In the case of awards shows, it’s “the work.” The great, good, often meaningful work done by talented artists who’ve typically worked long and hard to get to that vaunted place of well-deserved acknowledgement and recognition. But when I read a post-Emmy article in which the writer screams that Jeff Daniels won over Bryan Cranston or Jon Hamm only because HBO has more voters because, clearly, Daniels isn’t deserving (this from Think Progress, which typically covers liberal politics!), or another writer caterwauls, “Scandal! Why Kerry Washington was robbed at the Emmys,” bemoaning the fact that the great Claire Danes won for her incredible work on Homeland over Kerry’s incredible work on Scandal, I have to wonder why on earth we bother with this ridiculous charade. Why we can’t have our favorites, have our opinions, even agree that both Claire Danes and Kerry Washington are classy, talented actresses, without resorting to tantrums that denigrate the work of either… or anyone else?  My comment to the Scandal writer (I couldn’t even bother with the Think Progress tantrum) made the point:

“Why do we do this? Why do we look at a collection of supremely talented people in a category, chosen amongst hundreds of other supremely talented people, pit them against each other, then raise a ruckus over whichever one won over whichever other?? It’s just plain silly.

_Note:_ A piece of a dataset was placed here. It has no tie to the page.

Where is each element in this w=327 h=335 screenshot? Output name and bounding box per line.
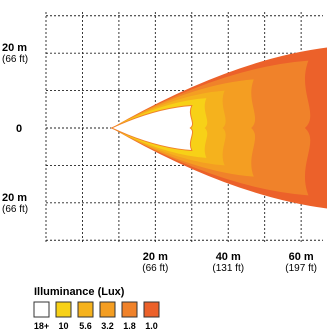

“Every talented artist knows they are lucky to get a great role, lucky to get that role on a good show; lucky that the network promotes that show, and therefore, lucky to be one of the few picked for nominations. To say they’re all deserving is a cliche but a true one. To diminish Claire Danes’ win because one thinks Washington was better is absurd. They’re both great actresses doing stellar work. No one robbed anyone. This is simply the math of awards… someone wins. That’s it. It’s not about any of the group being better than any other in the group… but someONE wins.”

Which is why I won’t watch awards shows anymore. I don’t care who wins. Anyone who’s good enough to be nominated in any category is profoundly worthy and should not be pitted against their peers in the gladiator-like, soul-crushing, knock-em-down-on-the-way-to-the-sales-table type competition that is the great American awards show.

Though I might peek in on the Oscars… I just won’t bother with the tiara.